Velcro Hooks for the Mind
In a previous post, I wrote about the Velcro Theory: it holds that the more hooks you attach to your cause the greater the chances of traction. Abstraction, on the other hand, not only makes it hard to frame the problem but also to shape the solution. By assigning a round number to diurnal US straw consumption, Cress made his idea stick. The fact that his estimate may have been a shade exaggerated was not the point. In fact, the ensuing debate that drove the number down to 340 million only helped to fuel the fire. As the campaign gained momentum, it gathered more hooks. A disturbing photo of sea turtle having a straw removed from its nostril led to an indignant headline in the UK’s Evening standard. “The Last Straw!” would soon morph into “Skip the Straw and Save a Sea Turtle” as a global call to action.
Script the critical moves
Not only did Cress build a cause, he had a simple script detailing the critical moves for would be activists. For restaurants: make the inclusion of straws optional rather than automatic. For the rest of us: stop asking for drinking straws. Pretty soon, others would add to the script: many fast food outlets are now selling “turtle friendly” eco straws which are either biodegradable or fit for multiple usage.

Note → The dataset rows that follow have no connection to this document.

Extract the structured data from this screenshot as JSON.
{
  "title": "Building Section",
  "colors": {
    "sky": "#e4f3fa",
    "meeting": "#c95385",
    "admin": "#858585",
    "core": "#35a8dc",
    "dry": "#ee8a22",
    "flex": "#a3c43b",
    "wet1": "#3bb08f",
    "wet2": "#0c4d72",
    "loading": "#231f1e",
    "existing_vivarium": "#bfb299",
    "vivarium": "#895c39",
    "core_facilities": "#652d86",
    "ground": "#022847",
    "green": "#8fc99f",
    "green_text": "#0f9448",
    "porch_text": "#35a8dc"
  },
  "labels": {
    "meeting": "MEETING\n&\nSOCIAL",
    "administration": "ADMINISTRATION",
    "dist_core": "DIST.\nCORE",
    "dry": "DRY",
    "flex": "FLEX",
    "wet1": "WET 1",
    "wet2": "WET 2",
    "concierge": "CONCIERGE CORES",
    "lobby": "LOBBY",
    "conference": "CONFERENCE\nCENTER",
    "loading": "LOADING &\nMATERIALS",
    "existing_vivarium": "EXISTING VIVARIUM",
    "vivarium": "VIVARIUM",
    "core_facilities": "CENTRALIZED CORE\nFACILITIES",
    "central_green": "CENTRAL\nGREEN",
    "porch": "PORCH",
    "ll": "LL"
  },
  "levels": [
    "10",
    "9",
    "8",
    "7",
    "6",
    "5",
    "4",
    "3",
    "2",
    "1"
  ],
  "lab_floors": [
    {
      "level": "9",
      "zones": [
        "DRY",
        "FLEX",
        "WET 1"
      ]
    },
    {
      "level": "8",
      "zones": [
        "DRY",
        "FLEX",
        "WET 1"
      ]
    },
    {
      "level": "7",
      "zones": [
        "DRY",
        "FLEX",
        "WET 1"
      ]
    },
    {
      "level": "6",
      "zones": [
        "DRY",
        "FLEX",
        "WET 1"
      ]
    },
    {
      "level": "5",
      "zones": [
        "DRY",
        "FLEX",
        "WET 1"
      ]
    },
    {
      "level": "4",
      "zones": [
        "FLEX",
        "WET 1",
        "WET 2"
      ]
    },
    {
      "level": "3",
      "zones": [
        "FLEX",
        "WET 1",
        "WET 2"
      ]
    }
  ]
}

Milo Cress cuts through the murk of “true but useless” (TBU) information on climate change. We can do the same with our own audience:
How can you shrink a TBU scenario into something that’s easier to understand and act upon? What is the minimum viable change you want to see?
Does your cause have enough velcro? What hooks can you add to help shape and make it memorable?
Are you clear on the critical moves? Are you giving people handles to act?